While trying to secure my ATL, I am reading the well-known article about DDoS protection and I am wondering:
From what I know, the principle against DDoS attacks is to minimize resource usage, so how does adding addresses to lists match that?
My concern is that adding addresses to a list during an attack can quickly exhaust the whole memory and block the system, thus actually assisting the attacker. While that probably depends on the balance between address-list-timeout, the size/speed of the attack and the available bandwidth, that balance seems difficult (if at all possible) to measure/calculate.
So, it seems to me that by protecting from DDoS using this method, one can actually DDoS oneself even more.
What do you think?
What is the right approach to all this?
*Yes, I know the advice from other threads - relying on ISP doing that part, using some service provider for protection and so on. I am just wondering if one can actually do something to protect oneself or is it better not to even try (in which case, what is the purpose of that documentation?)
The idea about creating address lists is to avoid sending any feedback to attacking nodes … which helps to save at least uplink bandwidth. Using the lists in raw firewall also helps to reduce amount of packet processing (even if normal firewall filter rules would eventually drop those packets) … as per packet flow, dropping packets in prerouting phase saves lots of CPU cycles, otherwise spent by connection tracking machinery.
But, as you wrote, saving CPU cycles is offset by RAM usage (to hold the potentially huge address list). So one has to decide which resources are more precious (RAM or CPU) and save those when trying to survive DDoS attack.
I don’t know how ROS’s packet flow matches that of nftables. I am mentioning that because in nftables there is also ingress hook, which comes before prerouting, and experts have told me that if a packet reaches ingress, it is already too late for any DDoS protection, i.e. DDoS must be handled even before ingress. I still haven’t learned how exactly but, from what I have read, one of the approaches is using XDP and eBPF (which doesn’t seem simple at all). None of the terms “xdp” or “bpf” are found in ROS documentation though.
If we assume that prerouting in ROS is equivalent to prerouting in nftables (as it seems), then ROS documentation contradicts the above advice, as prerouting happens even later than ingress.
Another confusing element of this article is that it does not even mention if the DDoS handling rules should be put on top of the rule list, so they take priority (which would be logical).
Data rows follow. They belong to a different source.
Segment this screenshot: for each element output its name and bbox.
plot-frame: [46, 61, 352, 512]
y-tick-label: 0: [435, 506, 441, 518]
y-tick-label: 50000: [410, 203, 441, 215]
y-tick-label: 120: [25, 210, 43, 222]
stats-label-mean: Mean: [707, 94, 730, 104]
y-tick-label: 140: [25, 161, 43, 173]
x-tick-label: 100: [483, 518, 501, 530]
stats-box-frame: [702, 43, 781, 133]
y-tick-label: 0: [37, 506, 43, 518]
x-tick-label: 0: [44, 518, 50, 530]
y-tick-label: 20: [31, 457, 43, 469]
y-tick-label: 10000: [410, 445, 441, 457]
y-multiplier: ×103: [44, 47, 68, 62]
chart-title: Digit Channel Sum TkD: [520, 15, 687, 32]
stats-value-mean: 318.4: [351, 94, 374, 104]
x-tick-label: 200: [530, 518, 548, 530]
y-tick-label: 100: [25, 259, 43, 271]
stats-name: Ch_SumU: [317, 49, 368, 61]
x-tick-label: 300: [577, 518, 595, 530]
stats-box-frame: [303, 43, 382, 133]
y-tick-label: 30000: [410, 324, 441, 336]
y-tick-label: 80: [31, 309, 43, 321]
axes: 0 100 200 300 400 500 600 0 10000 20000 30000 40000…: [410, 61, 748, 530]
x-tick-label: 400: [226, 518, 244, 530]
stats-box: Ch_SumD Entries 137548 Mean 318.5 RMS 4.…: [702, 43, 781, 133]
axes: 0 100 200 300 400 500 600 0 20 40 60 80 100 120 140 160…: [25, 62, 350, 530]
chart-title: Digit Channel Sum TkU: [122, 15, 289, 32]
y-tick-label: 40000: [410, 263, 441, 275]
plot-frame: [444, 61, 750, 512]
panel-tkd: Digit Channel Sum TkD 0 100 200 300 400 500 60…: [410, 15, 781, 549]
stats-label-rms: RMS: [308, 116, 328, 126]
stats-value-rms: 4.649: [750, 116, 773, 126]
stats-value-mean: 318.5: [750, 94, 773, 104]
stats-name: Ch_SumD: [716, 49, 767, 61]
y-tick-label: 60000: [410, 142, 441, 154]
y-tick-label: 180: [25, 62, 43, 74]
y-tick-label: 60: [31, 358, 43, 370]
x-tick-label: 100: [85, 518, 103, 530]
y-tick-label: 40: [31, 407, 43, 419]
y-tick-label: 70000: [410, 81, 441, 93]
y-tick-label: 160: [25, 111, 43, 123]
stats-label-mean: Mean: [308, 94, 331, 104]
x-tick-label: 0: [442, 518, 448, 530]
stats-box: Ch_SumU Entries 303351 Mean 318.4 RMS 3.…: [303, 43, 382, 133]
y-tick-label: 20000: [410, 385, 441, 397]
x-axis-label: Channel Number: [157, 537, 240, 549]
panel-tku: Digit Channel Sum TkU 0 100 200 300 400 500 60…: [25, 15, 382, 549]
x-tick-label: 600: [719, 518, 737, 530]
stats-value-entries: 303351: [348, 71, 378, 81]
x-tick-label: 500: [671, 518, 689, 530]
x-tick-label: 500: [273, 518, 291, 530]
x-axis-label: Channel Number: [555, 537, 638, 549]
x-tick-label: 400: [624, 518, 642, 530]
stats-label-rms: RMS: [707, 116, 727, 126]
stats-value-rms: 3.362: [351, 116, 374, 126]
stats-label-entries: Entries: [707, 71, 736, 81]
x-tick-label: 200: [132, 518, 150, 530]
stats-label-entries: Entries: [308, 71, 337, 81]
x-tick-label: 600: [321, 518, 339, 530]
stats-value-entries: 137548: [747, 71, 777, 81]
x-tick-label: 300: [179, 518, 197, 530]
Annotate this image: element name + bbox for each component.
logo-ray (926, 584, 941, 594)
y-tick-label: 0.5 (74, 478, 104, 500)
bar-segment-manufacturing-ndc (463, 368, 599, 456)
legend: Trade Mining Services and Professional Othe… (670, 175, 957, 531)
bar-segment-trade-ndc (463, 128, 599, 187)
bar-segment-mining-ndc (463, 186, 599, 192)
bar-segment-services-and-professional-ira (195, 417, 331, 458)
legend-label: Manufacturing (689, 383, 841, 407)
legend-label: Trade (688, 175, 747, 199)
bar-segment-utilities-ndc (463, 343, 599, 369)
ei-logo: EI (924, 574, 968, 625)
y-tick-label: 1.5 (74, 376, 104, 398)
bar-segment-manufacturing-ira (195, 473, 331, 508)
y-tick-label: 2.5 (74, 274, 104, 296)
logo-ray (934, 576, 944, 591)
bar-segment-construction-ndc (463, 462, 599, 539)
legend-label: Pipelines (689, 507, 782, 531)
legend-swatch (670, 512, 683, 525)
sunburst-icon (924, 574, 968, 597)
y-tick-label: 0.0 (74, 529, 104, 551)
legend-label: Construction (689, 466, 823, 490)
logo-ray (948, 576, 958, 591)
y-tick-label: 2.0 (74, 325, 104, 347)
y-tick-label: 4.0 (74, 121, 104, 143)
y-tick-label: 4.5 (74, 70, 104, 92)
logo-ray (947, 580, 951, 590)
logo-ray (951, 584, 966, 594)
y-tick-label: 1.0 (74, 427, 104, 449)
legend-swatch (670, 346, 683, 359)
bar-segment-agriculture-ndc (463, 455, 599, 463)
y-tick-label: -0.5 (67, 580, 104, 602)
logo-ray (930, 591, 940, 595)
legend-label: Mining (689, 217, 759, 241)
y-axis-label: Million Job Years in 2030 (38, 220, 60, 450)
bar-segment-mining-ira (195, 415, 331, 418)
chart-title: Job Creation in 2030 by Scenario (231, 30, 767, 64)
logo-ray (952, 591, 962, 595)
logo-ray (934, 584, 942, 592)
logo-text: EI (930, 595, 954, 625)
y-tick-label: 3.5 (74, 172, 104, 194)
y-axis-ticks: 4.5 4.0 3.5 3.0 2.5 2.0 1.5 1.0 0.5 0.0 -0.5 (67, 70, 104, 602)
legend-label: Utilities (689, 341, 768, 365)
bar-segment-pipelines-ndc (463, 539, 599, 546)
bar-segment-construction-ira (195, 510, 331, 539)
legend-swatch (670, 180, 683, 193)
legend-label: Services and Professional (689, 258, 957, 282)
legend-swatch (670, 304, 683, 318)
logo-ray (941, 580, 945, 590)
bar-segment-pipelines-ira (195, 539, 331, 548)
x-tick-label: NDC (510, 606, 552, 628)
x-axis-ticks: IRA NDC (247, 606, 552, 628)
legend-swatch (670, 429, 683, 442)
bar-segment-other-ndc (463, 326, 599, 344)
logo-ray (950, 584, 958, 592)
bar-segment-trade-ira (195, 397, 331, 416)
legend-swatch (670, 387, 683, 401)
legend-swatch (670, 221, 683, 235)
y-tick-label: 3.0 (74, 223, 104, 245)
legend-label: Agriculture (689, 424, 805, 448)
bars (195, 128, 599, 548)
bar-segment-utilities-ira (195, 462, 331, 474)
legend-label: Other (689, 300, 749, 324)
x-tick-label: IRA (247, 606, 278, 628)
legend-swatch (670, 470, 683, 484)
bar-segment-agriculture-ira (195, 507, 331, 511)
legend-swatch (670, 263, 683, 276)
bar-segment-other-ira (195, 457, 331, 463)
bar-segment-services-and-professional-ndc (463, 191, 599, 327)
So, this part is quite unclear too.
I would be really interested to read what experts like you think about all this.
xdp, bpf & co want to replace the whole kernel packet handling (i.e. everything drawn in nftables diagram) with a different (simplified) implementation of packet handling. And you’re right, ROS doesn’t do any of it, so just forget about it.
Next the DDoS handling in the pre-ingress: that would be almost impossible in ROS (IMO it roughly translates to fastpath), even ingress hook is IMO not available in ROS.
As you quite well know, surviving DDoS is hard. If one actually requires using all those early low level hooks to make router/firewall survive, then upstream link wouldn’t survive because DDoS packets would use up the whole bandwidth. So then we’re back to the thesis that cooperation of ISP is required in case of massive DDoS.
Would you say the firewall-based approach described in the docs is futile? Especially if everything on the input is dropped by default, i.e. there are no WAN-facing open ports.
I would say that any kind of DDoS protection is mostly futile and the only realistic goal in such case is to keep router/firewall alive … in a sense that it doesn’t start passing forbidden traffic in wrong direction and in a sense that it recovers soon after DDoS attack stops. Pulling WAN cable out of firewall would 100% guarantee the first part but would highly likely introduce very long delay in the second part (it’s hard to notice end of DDoS attack if you can’t see ingress traffic).
Of course it all depends on scale of DDoS attack and the grade of equipment involved … so probably a powerfull router could survive a weak DDoS attack and still allow to pass some legitimate traffic (e.g. when using a CCR2216 on an ADSL line) while a weak router on a fast line (e.g. hAP ac2 on a symmetrical 1Gbps line) wouldn’t stand a chance.
When it comes to DDoS, often dropping unwanted packets is not the problem, the problem is selecting legitimate traffic from unwanted … with wide-scale DDoS there are so many different attackers that only a portion of new packets can be easily correlated with already identified malicious packets. The rest of selection is costly operation.
I guess that confirms the mentioned article in the docs is nothing but a source of false sense of security. Even the proposed TCP SYN cookies technique seems to have significant drawbacks.